Mais de 500 colaboradores do Google manifestaram suas preocupações em uma carta ao CEO, Sundar Pichai, solicitando que a tecnologia de Inteligência Artificial da empresa não seja empregada em projetos do Pentágono para atividades confidenciais.

Na correspondência, os funcionários expressaram que a tecnologia deve ser utilizada para o benefício da humanidade, enfatizando que sua aplicação em contextos militares pode trazer danos significativos. Eles destacaram a responsabilidade que vem com o desenvolvimento de sistemas de IA, alertando sobre os riscos de centralização de poder e a possibilidade de erros que podem ocorrer.
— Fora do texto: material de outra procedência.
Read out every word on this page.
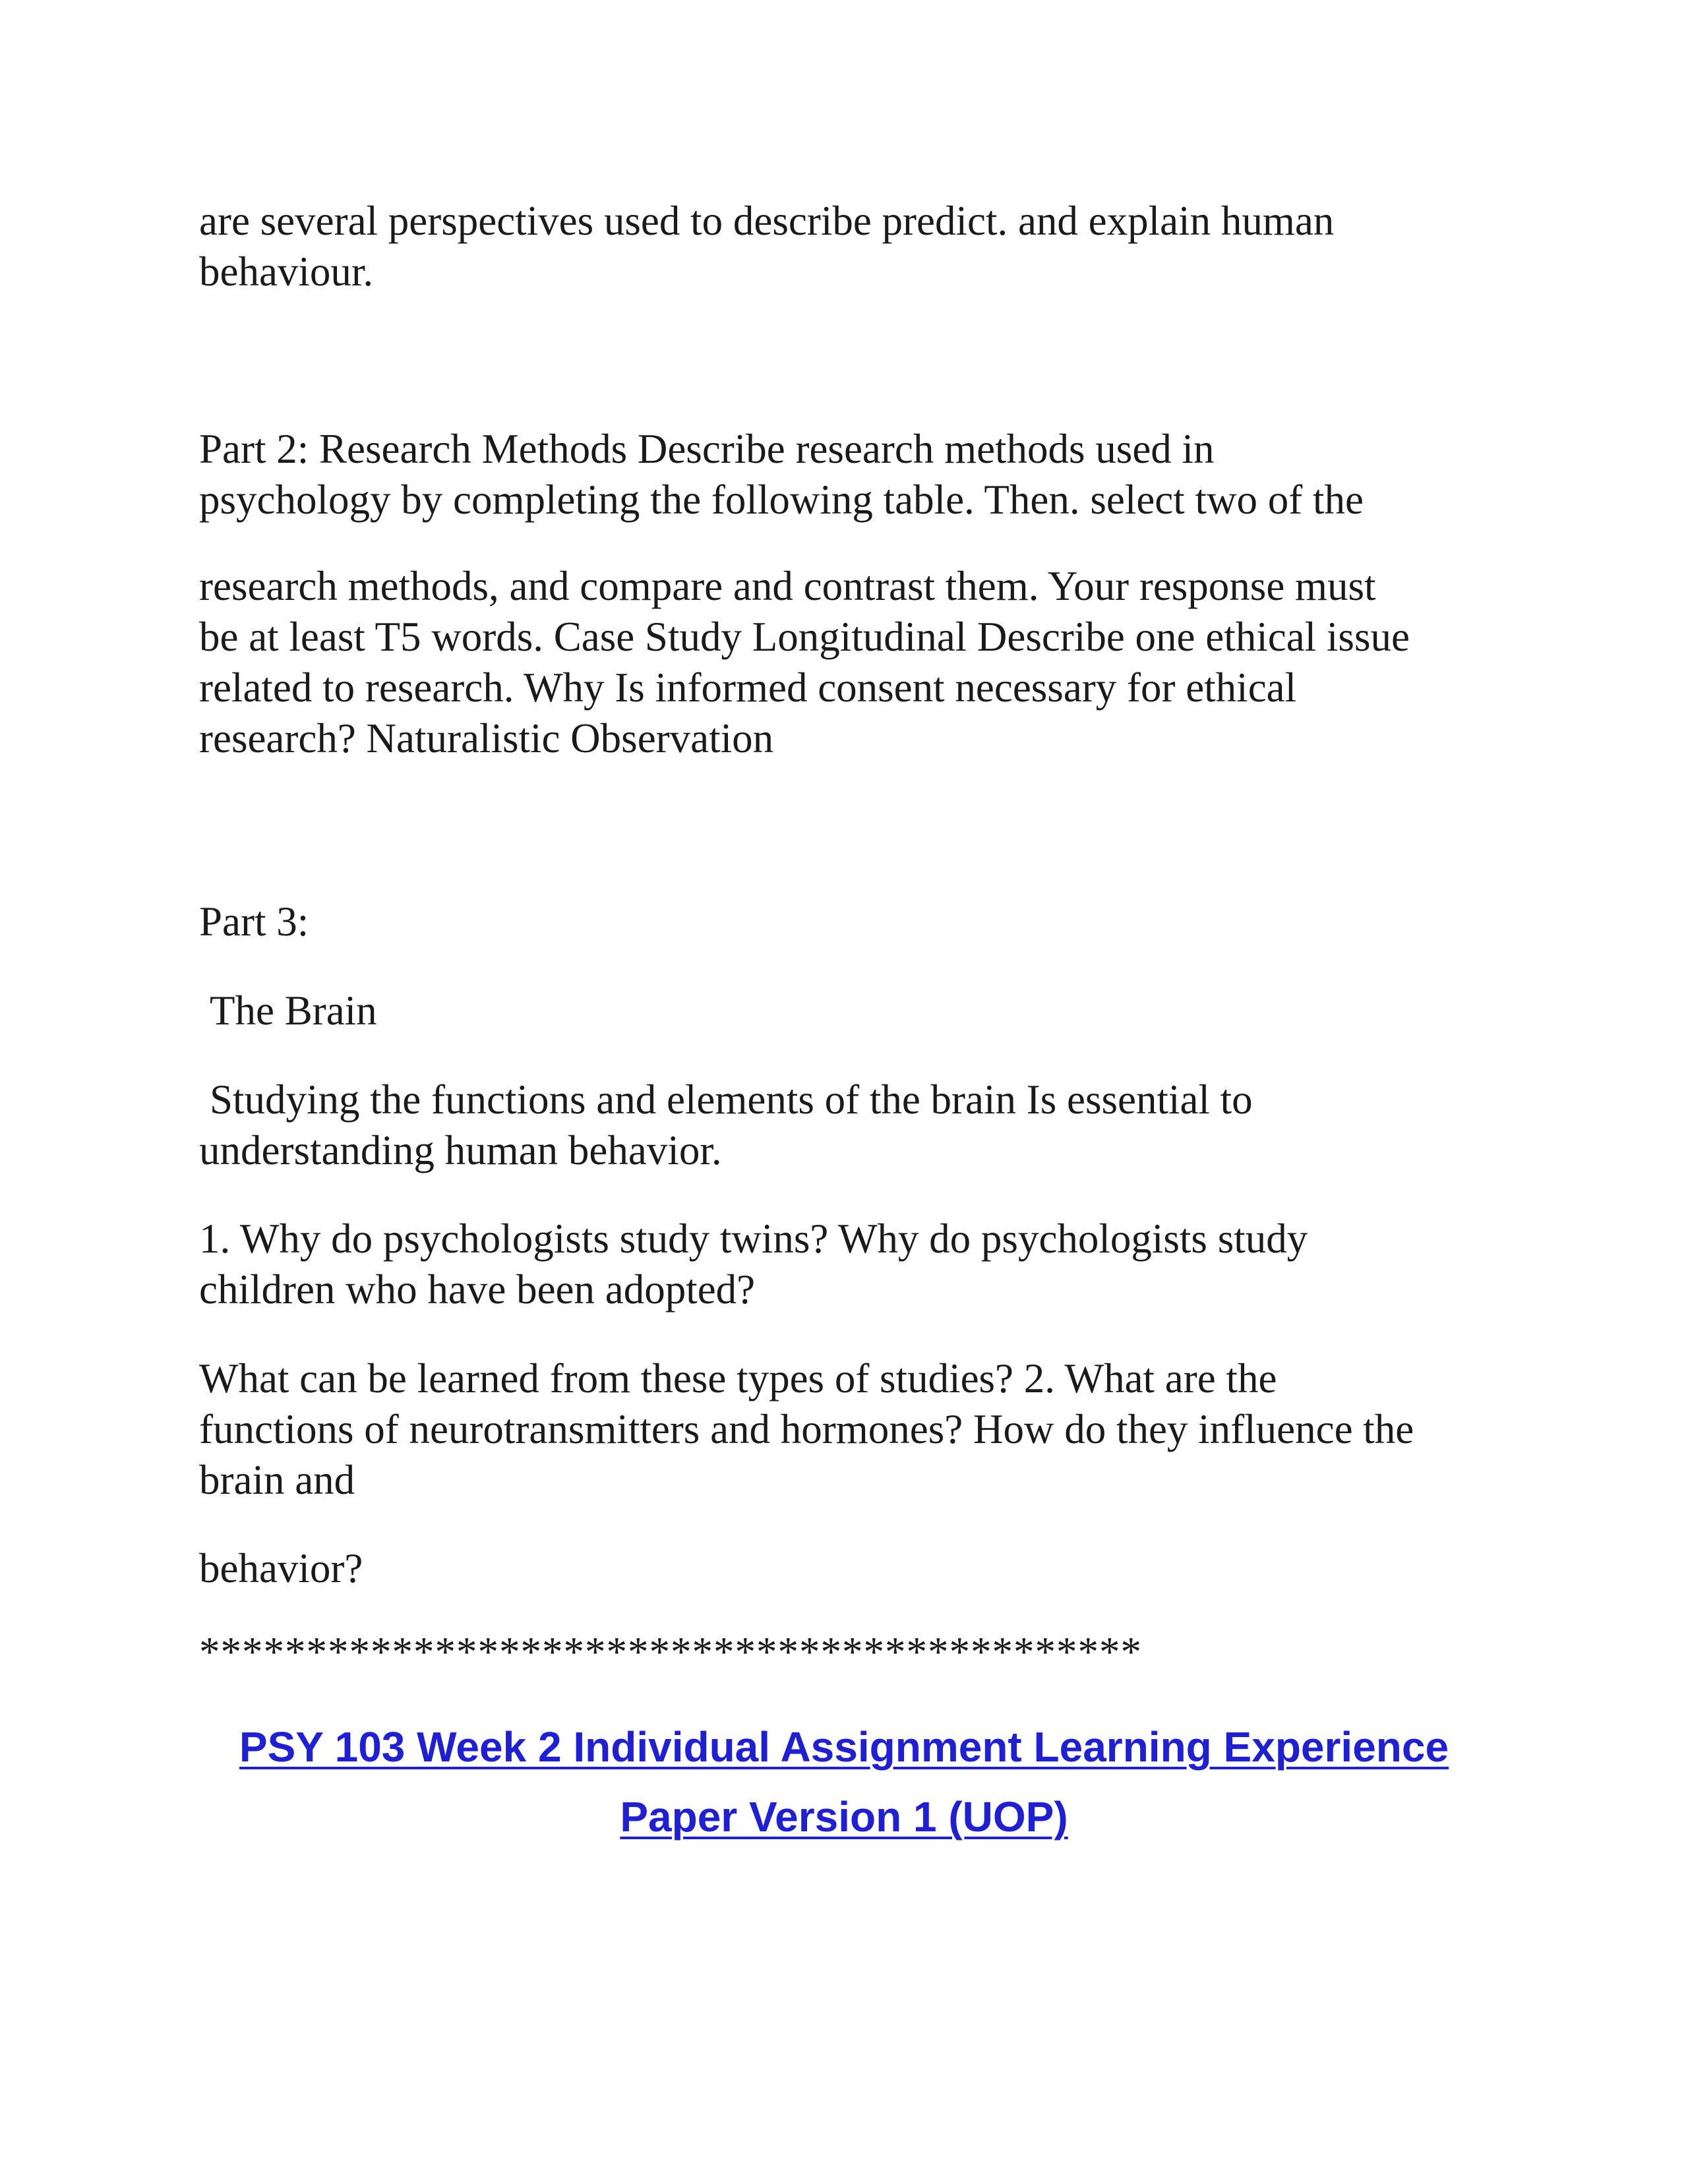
are several perspectives used to describe predict. and explain human
behaviour.

Part 2: Research Methods Describe research methods used in
psychology by completing the following table. Then. select two of the

research methods, and compare and contrast them. Your response must
be at least T5 words. Case Study Longitudinal Describe one ethical issue
related to research. Why Is informed consent necessary for ethical
research? Naturalistic Observation

Part 3:

The Brain

Studying the functions and elements of the brain Is essential to
understanding human behavior.

1. Why do psychologists study twins? Why do psychologists study
children who have been adopted?

What can be learned from these types of studies? 2. What are the
functions of neurotransmitters and hormones? How do they influence the
brain and

behavior?

********************************************
PSY 103 Week 2 Individual Assignment Learning Experience
Paper Version 1 (UOP)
Os colaboradores relataram estar “profundamente preocupados” com as negociações entre o Google e o Departamento de Defesa dos Estados Unidos. A carta ressalta que, como profissionais da área, eles sentem que é seu dever destacar e prevenir usos antiéticos e perigosos da tecnologia que ajudam a criar.

Essa situação lembra a recente ruptura da Anthropic, uma empresa de IA, com o Departamento de Defesa, que ocorreu em fevereiro. Na ocasião, a Anthropic se opôs a um contrato que exigia concordância para o uso de sua tecnologia em “qualquer uso legal”, citando preocupações sobre vigilância em massa.

Até o momento, as partes envolvidas nas negociações do Google não se manifestaram publicamente sobre a carta ou as preocupações levantadas pelos funcionários, deixando a situação em aberto para futuras discussões sobre a ética no uso de tecnologias avançadas em contextos militares.